Dear Mr Brits
Thank you for your response to my article on the prime lending rate. At Finweek we value feedback, even when people disagree with our articles. I would, however, like to say that I take exception to the fact that your letter was posted on the Banking Association’s website purporting to have been emailed to me when in fact the document was never sent.
It was only when I drew attention to this via Twitter that the letter was actually sent to me. I do, however, accept your apology for this oversight, as per your email on 30 July 2012. But back to the matter at hand – the: The mystery of the prime lending rate.
The explanation you provide in your letter has one failing that I have noticed in all the critiques my article has received from the banking community: a complete inability to explain how and why it was decided that the prime rate should be set a full 3.5 percentage points above the repurchase rate. Your letter claims that this 3.5 percentage point spread was “decided by the SARB in September 2001, and confirmed by the then Governor of the Reserve Bank Mr Tito Mboweni in 2009.”
Fine, but can you please explain how this 3.5 percentage point profit margin for banks was arrived at? As far as I can tell, there is absolutely no competitive, market-related process that’ is used to determine this 3.5 percentage point “spread”. Thus, in the absence of any explanation, one can only assume that it was arbitrarily decided by banking executives and the Reserve Bank Governor over a few single malts and some Cuban cigars.
If retailers or manufacturers got together and arbitrarily decided to institute a fixed profit margin on the sale of a particular article, good it would be branded collusion and they would be rightly sanctioned by the competition authorities. Why should banks be exempted from this?
I can already hear critics wailing that I am forgetting that the prime rate is in fact not a fixed reference point as banks sometimes shave a few percentage points off of the prime rate to throw the working serfs a bone. Of course, what they give with one hand they take away with the other by also adding a few percentage points to the prime rate in some cases.
The fact still remains that for any consumer seeking a loan, the prime lending rate is the reference point from which any rate negotiation begins. This grants banks a mandatory 3.5 percentage point “profit margin” without any market-related, competitive pricing process. It is merely assumed and hence blindly accepted, which effectively amounts to an obligatory 3.5 percentage point handicap for consumers even before a bank makes any effort to assess their individual creditworthiness.
I thus reiterate my original question: how was it decided that banks should automatically receive a 3.5 percentage point interest rate margin when extending loans to consumers? And why can the Reserve Bank, the Banking Association and the Finance Ministry give no meaningful explanation as to how this 3.5 percentage point gap was arrived at other than to say it was “decided” over a decade ago?
Your argument that the banks’ funding costs are not only determined by the Central Bank rate is true, but I fail to see how this justifies an arbitrary decision to fix the funding costs of consumers at 3.5 percentage points above the Central Bank rate – particularly when money market rates typically run at roughly 50-odd basis points above repo.
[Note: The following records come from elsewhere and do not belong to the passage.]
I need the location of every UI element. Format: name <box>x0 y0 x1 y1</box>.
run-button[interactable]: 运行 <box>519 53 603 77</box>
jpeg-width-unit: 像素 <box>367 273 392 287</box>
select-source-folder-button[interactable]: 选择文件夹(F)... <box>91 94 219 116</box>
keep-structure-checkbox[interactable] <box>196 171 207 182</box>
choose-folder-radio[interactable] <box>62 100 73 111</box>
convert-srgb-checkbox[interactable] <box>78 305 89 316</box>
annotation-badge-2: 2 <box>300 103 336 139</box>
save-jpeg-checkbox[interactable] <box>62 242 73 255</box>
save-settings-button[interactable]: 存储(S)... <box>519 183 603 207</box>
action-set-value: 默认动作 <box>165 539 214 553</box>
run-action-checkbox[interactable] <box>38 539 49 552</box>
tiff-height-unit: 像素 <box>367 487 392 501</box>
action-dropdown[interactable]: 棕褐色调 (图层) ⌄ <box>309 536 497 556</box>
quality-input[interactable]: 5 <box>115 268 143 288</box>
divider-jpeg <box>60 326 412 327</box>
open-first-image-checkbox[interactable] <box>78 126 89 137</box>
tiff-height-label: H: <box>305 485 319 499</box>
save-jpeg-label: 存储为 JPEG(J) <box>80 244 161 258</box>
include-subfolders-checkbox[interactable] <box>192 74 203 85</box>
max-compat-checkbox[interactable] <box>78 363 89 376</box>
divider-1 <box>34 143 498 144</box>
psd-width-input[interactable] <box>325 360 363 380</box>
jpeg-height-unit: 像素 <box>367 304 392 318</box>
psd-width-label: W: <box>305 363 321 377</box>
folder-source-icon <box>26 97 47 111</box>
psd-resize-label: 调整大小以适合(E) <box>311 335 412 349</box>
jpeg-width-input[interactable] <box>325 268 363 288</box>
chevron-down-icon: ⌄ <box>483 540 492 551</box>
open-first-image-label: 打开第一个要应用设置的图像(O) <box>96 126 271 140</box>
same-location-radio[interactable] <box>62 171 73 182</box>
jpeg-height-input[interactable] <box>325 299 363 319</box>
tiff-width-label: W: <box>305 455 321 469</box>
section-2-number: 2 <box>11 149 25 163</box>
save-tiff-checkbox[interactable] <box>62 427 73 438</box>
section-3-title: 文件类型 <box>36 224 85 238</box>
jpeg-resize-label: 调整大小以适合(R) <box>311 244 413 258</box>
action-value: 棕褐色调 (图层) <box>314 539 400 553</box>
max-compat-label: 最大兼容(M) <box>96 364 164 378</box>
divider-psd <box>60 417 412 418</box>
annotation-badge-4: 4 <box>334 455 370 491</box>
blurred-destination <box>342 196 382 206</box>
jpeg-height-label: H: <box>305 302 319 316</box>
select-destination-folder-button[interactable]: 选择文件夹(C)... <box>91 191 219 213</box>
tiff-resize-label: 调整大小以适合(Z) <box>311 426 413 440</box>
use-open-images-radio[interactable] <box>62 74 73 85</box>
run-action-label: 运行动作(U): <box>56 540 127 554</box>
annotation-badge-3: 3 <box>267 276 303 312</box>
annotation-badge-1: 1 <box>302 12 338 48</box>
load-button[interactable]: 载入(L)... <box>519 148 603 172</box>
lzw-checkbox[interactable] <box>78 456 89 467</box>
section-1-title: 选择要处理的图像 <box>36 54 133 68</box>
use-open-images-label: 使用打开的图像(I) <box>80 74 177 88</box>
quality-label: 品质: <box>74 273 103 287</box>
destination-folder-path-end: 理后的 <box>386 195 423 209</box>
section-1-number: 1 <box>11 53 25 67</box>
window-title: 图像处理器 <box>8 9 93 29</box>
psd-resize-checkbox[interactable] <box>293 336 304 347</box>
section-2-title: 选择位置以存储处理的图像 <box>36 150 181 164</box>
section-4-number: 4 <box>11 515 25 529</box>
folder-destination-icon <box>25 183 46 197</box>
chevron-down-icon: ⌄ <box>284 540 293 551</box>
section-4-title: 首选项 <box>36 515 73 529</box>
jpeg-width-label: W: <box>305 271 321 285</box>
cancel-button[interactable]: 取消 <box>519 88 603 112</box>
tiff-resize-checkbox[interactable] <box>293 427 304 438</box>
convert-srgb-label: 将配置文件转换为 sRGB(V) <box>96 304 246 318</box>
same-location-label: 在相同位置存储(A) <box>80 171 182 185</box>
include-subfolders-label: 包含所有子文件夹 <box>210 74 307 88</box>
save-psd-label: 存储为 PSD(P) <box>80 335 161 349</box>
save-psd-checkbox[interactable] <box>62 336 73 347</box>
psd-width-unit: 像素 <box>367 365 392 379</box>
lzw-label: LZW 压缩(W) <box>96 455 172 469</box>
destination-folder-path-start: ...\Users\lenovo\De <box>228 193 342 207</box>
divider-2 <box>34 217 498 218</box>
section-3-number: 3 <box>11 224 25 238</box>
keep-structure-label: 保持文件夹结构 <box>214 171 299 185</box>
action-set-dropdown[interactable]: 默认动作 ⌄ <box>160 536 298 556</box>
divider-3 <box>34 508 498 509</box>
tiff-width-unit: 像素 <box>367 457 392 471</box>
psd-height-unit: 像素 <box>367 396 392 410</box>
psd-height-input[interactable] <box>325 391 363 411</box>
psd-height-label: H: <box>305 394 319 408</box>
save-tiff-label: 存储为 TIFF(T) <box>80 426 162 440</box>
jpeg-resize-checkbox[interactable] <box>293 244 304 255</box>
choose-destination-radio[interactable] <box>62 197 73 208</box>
The wheat price is not the sole determinant of bread producers’ costs, yet if they arbitrarily instituted a pre-determined, fixed profit margin on the sale of bread – and used the argument that they occasionally shaved off a few pennies for favoured customers – they would be dragged in front of the competition authorities. Why should banks be exempt from this scrutiny?
The only solution I can see would be for Government to pass legislation requiring banks to structure their interest rates on a “repo-plus” basis. This would allow for greater competition with loan rates decided on a case-by-case basis rather than a predetermined interest rate margin of 3.5 percentage points for which there exists no market-related explanation.